Canyon Bridge founder charged with insider trading
One of the founders of Canyon Bridge Capital Partners – a private equity firm backed by Chinese LPs that was blocked from buying US-based Lattice Semiconductor earlier this year – has been charged with insider trading.
According to an indictment filed by the US attorney for the Southern District of New York, Benjamin Chow passed non-public information between March and November 2016 about Canyon Bridge’s potential acquisition of Lattice. The resulting trades generated a profit of at least $5 million. Chow’s lawyer said the charges against his client are baseless and unprecedented.
The private equity firm agreed to buy NASDAQ-listed Lattice in November of that year for $1.3 billion. The deal went through three 75-day review cycles with the Committee on Foreign Investment in the US (CFIUS) but there was no agreement on mitigation terms. Canyon Bridge appealed directly for presidential approval, but this resulted in a veto in September.
The indictment describes the recipient of the information as a friend and business associate of Chow who was a partner in another private equity firm, based in Hong Kong. They were former colleagues at a private investment firm where Chow was an investment manager focusing on technology, media and telecom (TMT) investments in North Asia.

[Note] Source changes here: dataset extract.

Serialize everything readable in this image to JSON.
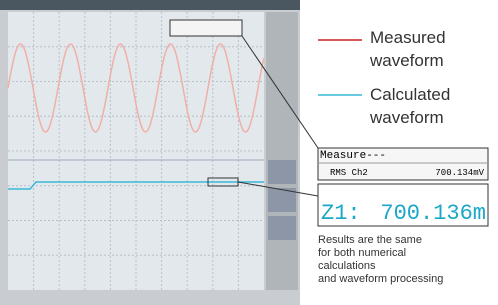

The Financial Times noted that trading identified in the indictment aligns with trading laid out in a civil complaint filed by the US Securities & Exchange Commission in February against Michael Yin, a hedge fund manager at Hong Kong-based Summitview Capital Management. Chow and Yin previously both worked for Warburg Pincus, where the former covered TMT in North Asia.
The complaint against Yin was not specific to Lattice. It centers on trading in DreamWorks Animation stock in late 2015 and early 2016 around the time PAG Asia Capital submitted a bid for the company but lost out to a higher offer from Comcast. Lattice is one of several other suspicious trades, alongside 58.com, Ctrip and Giant Interactive, all of which were engaged in M&A activity.
Chow founded Canyon Bridge with three other executives in 2016. Chow previously worked at China Reform Fund Management - a PE firm sponsored by China Reform Holdings and other central state-owned enterprises – and China Reform is said to be among Canyon Bridge’s backers.
After losing out on Lattice, the GP agreed to acquire Imagination Technologies, a UK-headquartered chipmaker, at a valuation of approximately GBP550 million ($742 million).